Church of San Rocco, Venice

The church of San Rocco is a religious building located in Campo San Rocco, in the San Polo district, in Venice.

 

History

When in 1489 it decided to move permanently near the Frari, the Scuola Grande di San Rocco decided to erect a church to be dedicated to their titular saint. It is not known who was the architect, but traditionally it is attributed to Bon. The works were finished quickly and the building was inaugurated in 1494, even if the dome was not finished before 1507. The church had a single nave with an apsidal and domed presbytery flanked by two side chapels. The facade was of the Codussian type, along the entablature ran the inscription "su(m)mo et excelso deo devota, h(a)ec Schola pie vivit et sancto rocho hic iacenti eius patrono mcccclxxxxiiii" (devoted to God supreme and sublime, this school lives piously and his patron Saint Rocco rests here).
Between 1726 and 1732 the church was radically restructured to a design by Giovanni Scalfarotto who replaced the flat ceiling with a vault interrupted by large thermal windows, only the old apses and the dome remained. The beginning of the works on the facade instead dates back to 1756, following a competition won by Giorgio Fossati, the proto of the School, but the works were interrupted after only two years because the project was considered too expensive. Between 1765 and 1769, ignoring what had already been built by Fossati, the current façade was erected by Bernardino Maccaruzzi, who had won a second competition proposing a two-level solution which also recalls the façade of the nearby Scuola Grande in the finishes, however overloading it of sculptures. Of the original facade built by Bon, you can still see the old portal and the rose window, which open the side entrance.

 

Description

External
The four niches of the façade house as many statues of Venetian saints and blesseds: in the lower register Gerardo Sagredo and Pietro Orseolo by Giovanni Marchiori, in the upper one Lorenzo Giustiniani and Gregorio Barbarigo by Giovanni Maria Morlaiter.
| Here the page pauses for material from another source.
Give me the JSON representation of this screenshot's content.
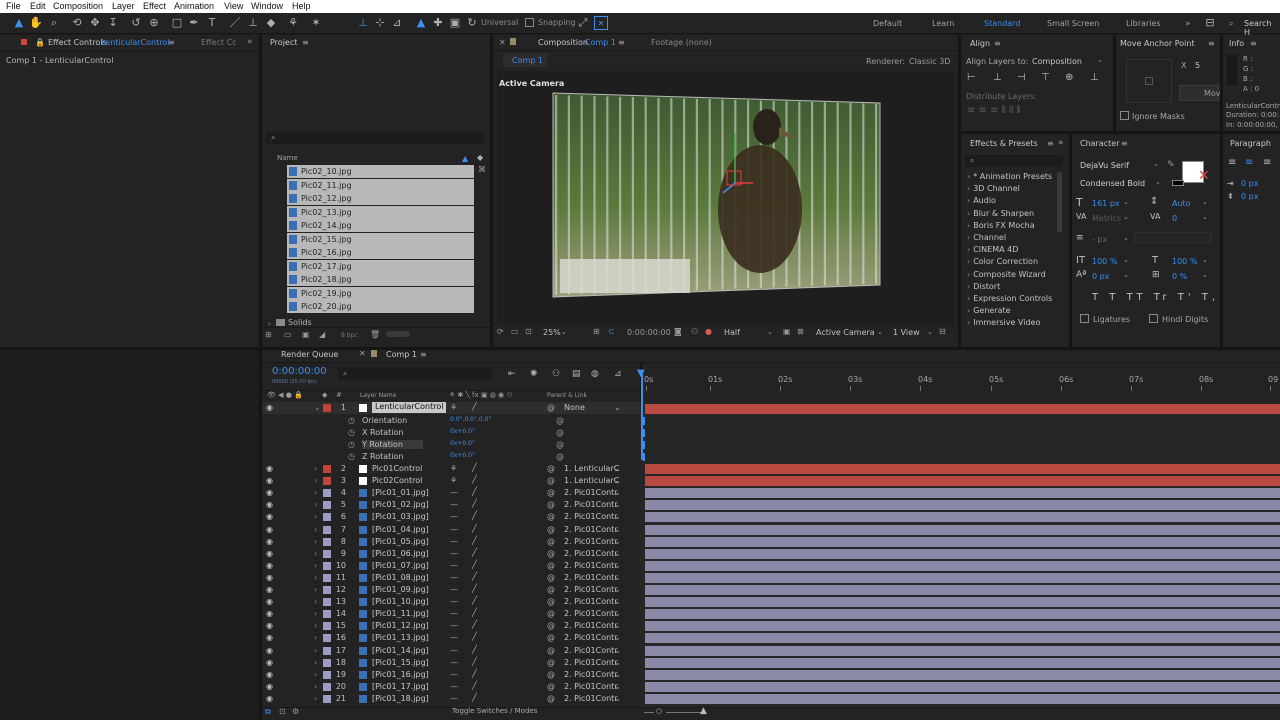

Between the two statues in the upper register is the imposing relief with San Rocco healing the plague victims again by Morlaiter. Crowning above the attic is the statue of San Rocco flanked by other statues of Venetian saints, Pietro Acotanto and Jacopo Salomonio. On the lunette of the door, San Rocco carried to heaven by angels is a modern bronze copy of the original by Marchiori walled up in the right apse chapel.

Internal
Counter facade:
statues of David and Saint Cecilia (1743) by Giovanni Marchiori;
organ (1742) by Pietro Nachini, renovated in 1768 by Gaetano Callido, with a choir loft decorated with wooden statues by Giovanni Marchiori.
The Cantoria, located on the counter-façade, was originally assembled and disassembled for solemn festivities. It is a large eighteenth-century Baroque wooden artefact, recovered and reassembled on site in 2013, after careful restoration, and still in use.

Left wall:
Saint Helena Finding the Wood of the Cross by Sebastiano Ricci;
San Martino and San Cristoforo del Pordenone;
Christ drives the merchants out of the Temple by Giovanni Antonio Fumiani;
Annunciation by Francesco Solimena.

left chapel:
altar of the Blessed Sacrament, with statuettes from the school of Vittoria.
plaque in memory of Don Sante della Valentina (1748-1826), chaplain of the Scuola Grande di San Rocco since 1779.
Wooden crucifix by the sculptor Giuseppe Romanelli from 1950.

main chapel:
the altar (1517-1524) designed by Venturino Fantoni and housing statues by Giovanni Maria Mosca and Bartolomeo Bergamasco;
dome, spandrels, apse and apsidal basin frescoed by Pordenone starting from 1528, repainted in the eighteenth century by Giuseppe Angeli with the exception of the lower band of the apse with Putti with symbols of San Rocco;
San Rocco heals the plague victims, San Rocco in prison comforted by the angel, San Rocco heals the animals and San Rocco struck by the plague by Tintoretto;
wooden dossals attributed to Marchiori.

right chapel:
Saint Pius X with two brothers (1951-54) by Felice Carena;
original lunette of the main portal with Glory of San Rocco by Giovanni Marchiori;

Right wall:
The Miracle of Saint Anthony by Francesco Trevisani;
San Rocco captured at the battle of Montpellier by Tintoretto;
Christ heals the paralytic by Tintoretto;
St. Francis of Paola resurrects a dead child by Sebastiano Ricci.
Ceiling with San Rocco distributing the riches by Giovanni Antonio Fumiani.

Corridor leading to the sacristy:
monument to Pellegrino Baselli Grillo (1517);
Sacristy:
ceiling with paintings by Francesco Fontebasso and Andrea Solari.